Un beau tour de passe-passe. Car avec Royal nous n’aurons peut-être pas Sarkozy. Mais à coup sûr nous aurons sa politique, celle qui conviendra au camp des spéculateurs, des exploiteurs et des licencieurs. Et encore ! Après les présidentielles il y a les législatives. Même sans remonter aux deux ans de gouvernement Mitterrand-Chirac, les deux adversaires du deuxième tour des présidentielles de 1988, il y a eu les cinq ans de gouvernement Chirac-Jospin, les deux adversaires du deuxième tour des présidentielles de 1995. Alors absolument exclu, un jour, le couple Royal-Sarkozy ?
La politique de Sarkozy nous l’aurons aussi en gros et en détail avec Royal (si la mobilisation populaire ne s’y oppose pas). Sarkozy veut « policer » la jeunesse. Royal, elle, veut la militariser. Où est le moins pire ? Avec Sarkozy la précarité ne diminuera pas, ç’est sûr. Mais Royal veut rétablir un CPE encore plus favorable aux patrons. Où est le mieux ? Ce n’est pas avec Sarkozy que les sans papiers en auront, certain ! Mais Royal se refuse à légaliser massivement : au coup par coup donc, et en expulsant les autres. C’est exactement ce qu’a fait et ce que se propose de faire Sarkozy… et ce qu’a fait aussi Chevènement quand il était ministre, lequel soutient aujourd’hui Royal et sera sans doute à nouveau ministre demain, si elle est élue. Il serait trop long d’énumérer toutes les similitudes des deux projets. Celles des politiques des gouvernements dont ont fait partie l’un ou l’autre candidat suffiraient pour nous édifier.
Mais nous en avons un bon exemple juste sous les yeux. Bayrou est un homme de droite que critiquait Royal la semaine dernière. Négocions une alliance lui propose-t-elle cette semaine. De quoi en effet se faire « gondoler » Bayrou, désormais peloté par le PS et chatouillé par l’UMP ! Mais pas vraiment de quoi faire rire tous les électeurs de gauche que trop de monde, y compris à la gauche de la gauche, appelle à passer sur leurs réticences et leurs méfiances et voter Royal, au prétexte de chasser la droite. Depuis hier ces électeurs peuvent savoir qu’ils ont toutes les chances de voir se concrétiser leurs craintes sous une présidence Royal et… d’avoir toujours la droite en prime.

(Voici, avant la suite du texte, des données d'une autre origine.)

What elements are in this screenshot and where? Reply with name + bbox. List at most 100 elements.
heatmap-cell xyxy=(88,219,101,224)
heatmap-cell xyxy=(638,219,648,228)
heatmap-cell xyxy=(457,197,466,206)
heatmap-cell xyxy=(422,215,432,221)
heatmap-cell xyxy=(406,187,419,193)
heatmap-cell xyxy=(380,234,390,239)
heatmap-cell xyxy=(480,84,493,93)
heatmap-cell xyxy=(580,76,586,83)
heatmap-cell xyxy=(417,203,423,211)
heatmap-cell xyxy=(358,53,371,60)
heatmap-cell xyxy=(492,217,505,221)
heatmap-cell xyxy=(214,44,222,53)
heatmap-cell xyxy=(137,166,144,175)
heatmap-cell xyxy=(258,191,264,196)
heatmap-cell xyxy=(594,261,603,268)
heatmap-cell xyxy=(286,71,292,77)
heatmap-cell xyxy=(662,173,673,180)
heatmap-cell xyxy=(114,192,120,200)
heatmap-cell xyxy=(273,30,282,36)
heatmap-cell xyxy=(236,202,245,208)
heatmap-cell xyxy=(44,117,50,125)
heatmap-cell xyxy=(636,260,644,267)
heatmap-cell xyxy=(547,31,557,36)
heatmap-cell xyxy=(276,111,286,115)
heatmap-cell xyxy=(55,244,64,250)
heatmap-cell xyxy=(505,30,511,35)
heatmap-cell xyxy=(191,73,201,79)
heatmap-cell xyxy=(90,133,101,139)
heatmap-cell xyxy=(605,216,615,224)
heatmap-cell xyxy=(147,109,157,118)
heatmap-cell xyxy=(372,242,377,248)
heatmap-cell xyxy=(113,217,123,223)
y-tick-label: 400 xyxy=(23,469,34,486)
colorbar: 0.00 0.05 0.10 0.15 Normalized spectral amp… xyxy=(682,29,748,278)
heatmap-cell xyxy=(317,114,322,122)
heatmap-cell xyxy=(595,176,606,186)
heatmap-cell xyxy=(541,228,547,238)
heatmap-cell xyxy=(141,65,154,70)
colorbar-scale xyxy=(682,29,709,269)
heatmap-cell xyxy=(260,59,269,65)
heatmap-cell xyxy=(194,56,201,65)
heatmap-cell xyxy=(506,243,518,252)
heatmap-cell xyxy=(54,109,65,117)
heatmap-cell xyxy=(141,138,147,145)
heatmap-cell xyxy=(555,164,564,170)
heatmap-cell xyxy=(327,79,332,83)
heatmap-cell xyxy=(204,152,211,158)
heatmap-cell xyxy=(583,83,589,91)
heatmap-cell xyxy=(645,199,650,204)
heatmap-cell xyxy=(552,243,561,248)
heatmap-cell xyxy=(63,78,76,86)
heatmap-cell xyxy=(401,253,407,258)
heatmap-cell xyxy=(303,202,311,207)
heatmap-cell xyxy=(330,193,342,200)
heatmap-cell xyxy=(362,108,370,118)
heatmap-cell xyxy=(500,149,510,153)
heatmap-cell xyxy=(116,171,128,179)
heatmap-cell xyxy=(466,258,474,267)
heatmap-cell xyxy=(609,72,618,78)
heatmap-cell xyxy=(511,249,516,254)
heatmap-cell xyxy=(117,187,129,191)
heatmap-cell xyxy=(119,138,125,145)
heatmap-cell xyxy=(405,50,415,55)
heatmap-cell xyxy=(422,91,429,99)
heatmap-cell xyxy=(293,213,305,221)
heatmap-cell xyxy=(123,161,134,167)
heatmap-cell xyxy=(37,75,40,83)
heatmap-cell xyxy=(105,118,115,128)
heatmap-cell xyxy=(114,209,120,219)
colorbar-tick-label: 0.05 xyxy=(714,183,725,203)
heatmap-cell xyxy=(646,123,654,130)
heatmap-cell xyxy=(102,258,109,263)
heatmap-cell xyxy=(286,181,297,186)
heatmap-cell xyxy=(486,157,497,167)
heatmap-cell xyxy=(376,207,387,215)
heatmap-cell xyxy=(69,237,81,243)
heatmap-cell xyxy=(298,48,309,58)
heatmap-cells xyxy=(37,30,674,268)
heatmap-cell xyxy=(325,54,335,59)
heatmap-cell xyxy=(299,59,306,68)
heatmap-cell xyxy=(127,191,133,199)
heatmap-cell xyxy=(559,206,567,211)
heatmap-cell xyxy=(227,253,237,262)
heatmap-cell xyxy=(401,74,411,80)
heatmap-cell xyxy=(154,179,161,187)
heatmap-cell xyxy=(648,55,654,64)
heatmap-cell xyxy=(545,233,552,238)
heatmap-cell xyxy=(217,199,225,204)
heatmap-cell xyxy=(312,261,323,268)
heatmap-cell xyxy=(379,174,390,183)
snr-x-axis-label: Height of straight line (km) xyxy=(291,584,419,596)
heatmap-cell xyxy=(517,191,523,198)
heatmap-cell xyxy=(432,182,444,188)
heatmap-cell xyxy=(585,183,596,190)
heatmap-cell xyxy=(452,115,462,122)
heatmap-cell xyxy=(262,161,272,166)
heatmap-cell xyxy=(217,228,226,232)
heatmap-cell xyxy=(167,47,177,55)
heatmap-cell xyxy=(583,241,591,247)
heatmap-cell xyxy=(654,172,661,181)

Nous regrettons donc l’empressement qu’a mis l’extrême gauche à appeler à voter Royal dès dimanche soir. Cet empressement permet à la candidate du PS de considérer comme acquises, sans frais, les voix sur sa gauche et de s’activer exclusivement à séduire sur sa droite (et donc d’infléchir encore son programme dans cette direction). Mais si Royal veut les voix des électeurs d’extrême gauche, que ne prend-elle quelques engagements de satisfaire un minimum de revendications des couches populaires ?
Est-ce un retour à sa vieille politique de la part de la LCR qui pourtant durant la campagne a pris toutes ses distances avec la gauche gouvernementale ? L’effet de l’abattement de LO devant son mauvais résultat ?
Il n’y a pourtant pas de quoi s’effondrer. Certes Arlette Laguiller a fait son plus mauvais score. Pourtant en totalisant celui-ci et celui d’Olivier Besancenot (comme Arlette elle-même nous a invités à le faire au cours de la campagne) l’extrême gauche arrive à son résultat de 1995 en pourcentage et le dépasse en nombre de voix. Moins qu’en 2002 c’est vrai. Mais en 1995 Arlette Laguiller se présentait seule (la LCR n’ayant même pas pu le faire) et ce sont bien les élections de cette année-là qui sont considérées comme marquant la percée de l’extrême gauche sur la scène électorale.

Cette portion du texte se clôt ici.